Visualizing Arkansas traffic fatalities

I recently started a master’s program at UALR in information science, so I’ve been following several blogs on statistical programming and visualization. One of the best sites I’ve found is R-bloggers, which is dedicated to the popular statistical programming language R.

A recent post on R-bloggers by Lucas Puente on mapping traffic fatalities in the US caught my eye. While in private practice, I helped several Arkansas counties through the election process of voting from dry to wet. One of the often-debated issues in those races was whether the highways are safer in dry counties or wet counties. Some people believe roads are safer when alcohol is less available; other people believe that less availability means more stockpiling and more driving drunk over long distances to liquor stores after knocking a few back.

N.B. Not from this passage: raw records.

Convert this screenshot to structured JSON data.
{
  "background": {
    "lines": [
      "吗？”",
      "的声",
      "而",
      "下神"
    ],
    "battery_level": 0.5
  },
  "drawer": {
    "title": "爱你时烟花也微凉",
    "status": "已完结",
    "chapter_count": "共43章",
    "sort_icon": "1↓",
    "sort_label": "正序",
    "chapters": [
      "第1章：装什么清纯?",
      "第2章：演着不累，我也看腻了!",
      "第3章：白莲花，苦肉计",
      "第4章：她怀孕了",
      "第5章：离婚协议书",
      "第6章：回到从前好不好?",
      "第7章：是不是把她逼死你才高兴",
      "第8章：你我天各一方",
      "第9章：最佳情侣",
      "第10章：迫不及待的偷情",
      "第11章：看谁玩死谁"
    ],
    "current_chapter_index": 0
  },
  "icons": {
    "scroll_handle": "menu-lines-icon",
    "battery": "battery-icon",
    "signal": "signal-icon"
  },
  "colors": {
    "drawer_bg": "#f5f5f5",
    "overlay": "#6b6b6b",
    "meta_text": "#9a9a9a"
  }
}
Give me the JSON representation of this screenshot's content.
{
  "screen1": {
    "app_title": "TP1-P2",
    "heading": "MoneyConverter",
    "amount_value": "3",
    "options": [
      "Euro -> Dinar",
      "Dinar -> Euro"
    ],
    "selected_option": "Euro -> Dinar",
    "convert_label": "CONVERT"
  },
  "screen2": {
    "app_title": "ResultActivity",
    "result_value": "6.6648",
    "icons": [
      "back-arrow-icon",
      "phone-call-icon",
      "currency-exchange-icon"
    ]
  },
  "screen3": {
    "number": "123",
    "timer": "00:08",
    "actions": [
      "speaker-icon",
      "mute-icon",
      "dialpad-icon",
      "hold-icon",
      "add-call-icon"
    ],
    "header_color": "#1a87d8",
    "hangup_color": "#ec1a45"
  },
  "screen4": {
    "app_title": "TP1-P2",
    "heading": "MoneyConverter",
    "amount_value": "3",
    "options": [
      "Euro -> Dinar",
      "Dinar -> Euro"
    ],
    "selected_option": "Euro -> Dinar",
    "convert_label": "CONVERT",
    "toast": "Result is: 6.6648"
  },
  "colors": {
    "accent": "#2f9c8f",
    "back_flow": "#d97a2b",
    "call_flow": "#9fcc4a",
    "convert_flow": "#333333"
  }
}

So, I decided to adapt Mr. Puente’s R program to create an Arkansas-centric map. In the R-bloggers tradition, I’ll explain the code and then present the results.

Part I: The Data

The data comes from two separate sources. First, the traffic fatality data comes from National Highway and Transportation Safety Administration open records, available at ftp://ftp.nhtsa.dot.gov/fars/2015/National/. As instructed by Mr. Puente, I downloaded the file FARS2015NationalDBF.zip and unzipped it. 

Next, I had to get the wet/dry status of each Arkansas county. To do this, I created my own CSV (comma-separated value) file from the Arkansas Department of Finance and Administration’s wet/dry status page. I uploaded it to a Github public repository so others can use it.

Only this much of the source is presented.